Because our middle level learners are ready for more independence, age-appropriate challenges, and they crave mastery of skills, we need to teach them differently. Middle level learners need to spend less time memorizing content and more time developing skills. They need to imagine more, choose more, produce more so that they like school more. A skill-centered curriculum, using content as a vehicle for skill development, is the future of middle level education.

Thursday, February 13, 2014

Educational Technology and Skills Part 2: How we can expand our understanding of the value of technology in the classroom by expanding the definition of “Educational Technology”

Tactile experiences with technology can supercharge skill development. When students utilize the speed and allure of technology in combination with the tactile experiences associated with hands-on building and constructing, the opportunity for deep skill development increases. If we devoted more of our school technology dollars (and mental commitment) to hands-on technologies that allow reiterative manipulation- what I like to call “Tactnologies”- we would see students developing the thinking and producing skills we value more rapidly.

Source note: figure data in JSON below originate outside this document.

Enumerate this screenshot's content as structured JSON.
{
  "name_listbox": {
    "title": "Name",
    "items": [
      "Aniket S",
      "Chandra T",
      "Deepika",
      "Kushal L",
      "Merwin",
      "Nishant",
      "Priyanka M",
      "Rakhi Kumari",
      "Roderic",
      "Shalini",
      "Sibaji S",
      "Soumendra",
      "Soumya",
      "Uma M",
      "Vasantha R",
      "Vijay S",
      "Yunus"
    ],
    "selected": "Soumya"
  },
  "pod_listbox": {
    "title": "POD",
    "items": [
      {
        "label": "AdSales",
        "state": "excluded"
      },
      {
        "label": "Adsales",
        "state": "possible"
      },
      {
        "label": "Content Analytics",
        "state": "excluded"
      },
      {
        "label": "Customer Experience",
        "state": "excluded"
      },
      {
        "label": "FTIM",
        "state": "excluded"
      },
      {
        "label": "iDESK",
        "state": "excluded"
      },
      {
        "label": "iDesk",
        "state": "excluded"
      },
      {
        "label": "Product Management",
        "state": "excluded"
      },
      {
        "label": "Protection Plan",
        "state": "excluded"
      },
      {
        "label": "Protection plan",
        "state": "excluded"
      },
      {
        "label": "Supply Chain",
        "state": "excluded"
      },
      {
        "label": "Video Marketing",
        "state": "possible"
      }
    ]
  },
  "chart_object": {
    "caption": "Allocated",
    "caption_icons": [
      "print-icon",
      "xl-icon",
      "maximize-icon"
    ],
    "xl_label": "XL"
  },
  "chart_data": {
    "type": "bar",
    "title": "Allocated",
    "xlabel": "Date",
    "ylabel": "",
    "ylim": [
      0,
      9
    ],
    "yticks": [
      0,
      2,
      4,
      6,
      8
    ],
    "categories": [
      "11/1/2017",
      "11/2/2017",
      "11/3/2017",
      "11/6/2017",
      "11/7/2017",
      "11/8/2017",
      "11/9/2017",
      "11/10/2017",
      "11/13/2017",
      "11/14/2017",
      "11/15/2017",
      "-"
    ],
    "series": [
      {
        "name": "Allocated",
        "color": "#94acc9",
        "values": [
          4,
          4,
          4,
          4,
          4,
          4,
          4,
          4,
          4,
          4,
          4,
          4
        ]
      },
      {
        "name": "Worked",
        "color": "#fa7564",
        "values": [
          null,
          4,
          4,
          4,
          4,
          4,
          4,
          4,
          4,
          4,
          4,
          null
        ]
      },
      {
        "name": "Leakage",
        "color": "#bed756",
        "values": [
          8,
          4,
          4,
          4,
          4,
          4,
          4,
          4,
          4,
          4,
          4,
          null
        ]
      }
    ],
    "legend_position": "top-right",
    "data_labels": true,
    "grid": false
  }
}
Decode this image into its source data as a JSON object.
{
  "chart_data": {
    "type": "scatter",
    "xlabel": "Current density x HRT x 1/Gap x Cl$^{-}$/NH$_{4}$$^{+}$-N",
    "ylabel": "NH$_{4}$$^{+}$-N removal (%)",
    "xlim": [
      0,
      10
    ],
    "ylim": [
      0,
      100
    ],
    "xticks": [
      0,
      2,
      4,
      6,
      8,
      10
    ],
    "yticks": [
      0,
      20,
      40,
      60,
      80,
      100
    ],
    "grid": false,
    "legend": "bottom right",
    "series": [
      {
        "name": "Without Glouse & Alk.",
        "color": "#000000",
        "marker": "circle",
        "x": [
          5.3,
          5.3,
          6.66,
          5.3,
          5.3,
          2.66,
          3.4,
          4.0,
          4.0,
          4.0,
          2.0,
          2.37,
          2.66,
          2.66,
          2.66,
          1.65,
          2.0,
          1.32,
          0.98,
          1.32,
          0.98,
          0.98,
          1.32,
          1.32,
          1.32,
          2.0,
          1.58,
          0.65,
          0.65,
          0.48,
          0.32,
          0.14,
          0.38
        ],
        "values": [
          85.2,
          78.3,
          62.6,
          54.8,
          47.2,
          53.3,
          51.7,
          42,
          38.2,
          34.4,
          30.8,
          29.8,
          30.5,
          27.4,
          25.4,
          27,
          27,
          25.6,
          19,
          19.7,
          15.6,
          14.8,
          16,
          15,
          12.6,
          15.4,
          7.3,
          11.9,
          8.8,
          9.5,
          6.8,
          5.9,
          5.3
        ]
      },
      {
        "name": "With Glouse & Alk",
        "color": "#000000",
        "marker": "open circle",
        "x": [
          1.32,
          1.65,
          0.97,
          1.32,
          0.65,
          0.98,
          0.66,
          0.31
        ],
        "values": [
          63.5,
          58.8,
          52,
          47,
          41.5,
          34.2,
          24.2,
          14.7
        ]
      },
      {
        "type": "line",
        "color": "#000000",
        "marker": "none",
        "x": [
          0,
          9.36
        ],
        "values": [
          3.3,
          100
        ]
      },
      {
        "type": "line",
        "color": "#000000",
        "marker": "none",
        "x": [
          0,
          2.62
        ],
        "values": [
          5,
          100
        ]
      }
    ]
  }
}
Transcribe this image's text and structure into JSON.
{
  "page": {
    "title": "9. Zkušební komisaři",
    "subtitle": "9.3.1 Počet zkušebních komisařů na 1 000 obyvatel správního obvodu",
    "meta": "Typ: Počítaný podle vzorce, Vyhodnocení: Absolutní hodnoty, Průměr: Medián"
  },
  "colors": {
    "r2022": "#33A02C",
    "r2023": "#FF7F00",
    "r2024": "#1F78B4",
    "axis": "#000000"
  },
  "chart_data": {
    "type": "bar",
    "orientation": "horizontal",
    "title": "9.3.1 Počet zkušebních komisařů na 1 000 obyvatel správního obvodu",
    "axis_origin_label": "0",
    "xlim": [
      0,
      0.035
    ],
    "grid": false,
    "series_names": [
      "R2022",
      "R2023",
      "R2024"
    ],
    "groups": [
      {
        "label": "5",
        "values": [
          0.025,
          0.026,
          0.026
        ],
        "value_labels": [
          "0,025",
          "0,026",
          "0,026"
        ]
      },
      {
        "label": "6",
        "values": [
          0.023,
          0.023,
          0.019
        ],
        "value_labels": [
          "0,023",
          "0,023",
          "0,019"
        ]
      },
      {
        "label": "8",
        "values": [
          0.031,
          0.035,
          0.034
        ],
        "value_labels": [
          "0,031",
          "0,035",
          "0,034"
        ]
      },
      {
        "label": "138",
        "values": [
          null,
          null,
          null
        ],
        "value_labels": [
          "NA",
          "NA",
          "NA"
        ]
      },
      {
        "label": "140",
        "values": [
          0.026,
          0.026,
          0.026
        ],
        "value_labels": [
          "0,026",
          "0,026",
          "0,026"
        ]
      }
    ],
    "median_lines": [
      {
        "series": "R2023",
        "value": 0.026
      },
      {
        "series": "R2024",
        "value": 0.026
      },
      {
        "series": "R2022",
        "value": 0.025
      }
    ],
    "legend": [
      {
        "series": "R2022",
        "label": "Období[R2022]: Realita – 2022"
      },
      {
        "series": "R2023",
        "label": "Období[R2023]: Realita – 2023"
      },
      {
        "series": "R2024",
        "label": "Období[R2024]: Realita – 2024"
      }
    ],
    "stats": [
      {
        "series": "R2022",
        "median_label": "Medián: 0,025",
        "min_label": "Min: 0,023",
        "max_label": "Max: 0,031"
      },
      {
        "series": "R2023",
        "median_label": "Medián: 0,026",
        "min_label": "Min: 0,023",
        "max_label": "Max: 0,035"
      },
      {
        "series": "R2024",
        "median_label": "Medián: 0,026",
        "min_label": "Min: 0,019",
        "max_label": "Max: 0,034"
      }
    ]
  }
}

Kids love to work with their hands- and the process they go through when building and revising their products promotes development of valuable thinking skills. If you have your own children- or get to observe kids in their natural settings- you know this. My sons- ages 6 and  8- spend hours building with Legos or sculpting in the yard with clay and sticks. Its endlessly engrossing- and they are constantly revising what they have created. That process of improvement through observation and alteration (reiteration) is first nature to them; they want what they are creating to function effectively, to look good, to be enduring. 

I have been thinking a lot about how our hands connect to our brains to produce intellectual growth- and how our cultural obsession with technology can be coopted to facilitate more of this. If our birthright as a species is manual dexterity and the tactile sensation that accompanies it, we must acknowledge that tactile experiences are integral to our sense of self. The process of making and its intellectual counterparts, critical revision and aesthetics, are our most fundamental sources of skill development.  

Now, the allure of technology’s speed and power is undeniable, and its omnipresence won’t abate, so let's wed it to our tactile habituations: our schools should facilitate our young people manually making things that have a technological component. The students will love it, because they are drawn to technology, they are by nature creators with their hands, and they have boundless desire for autonomy. The schools will succeed because students are gaining valuable skills- and having a better experience at school.

My term for this is “Tactnology.” That is, technologies that can be manipulated and customized by touch-based building. Think Legos Robotics: you build, you program, you see action. It started with Erector sets in the early 20th century, and today, products like Roominate, Squishy Circuits, Linkbots, littleBits are some of the products out there that kids to generate and revise ideas that use electricity and computing to produce high impact outputs. These would be technologies that truly facilitate valuable education in children; they would be a new form of educational technology.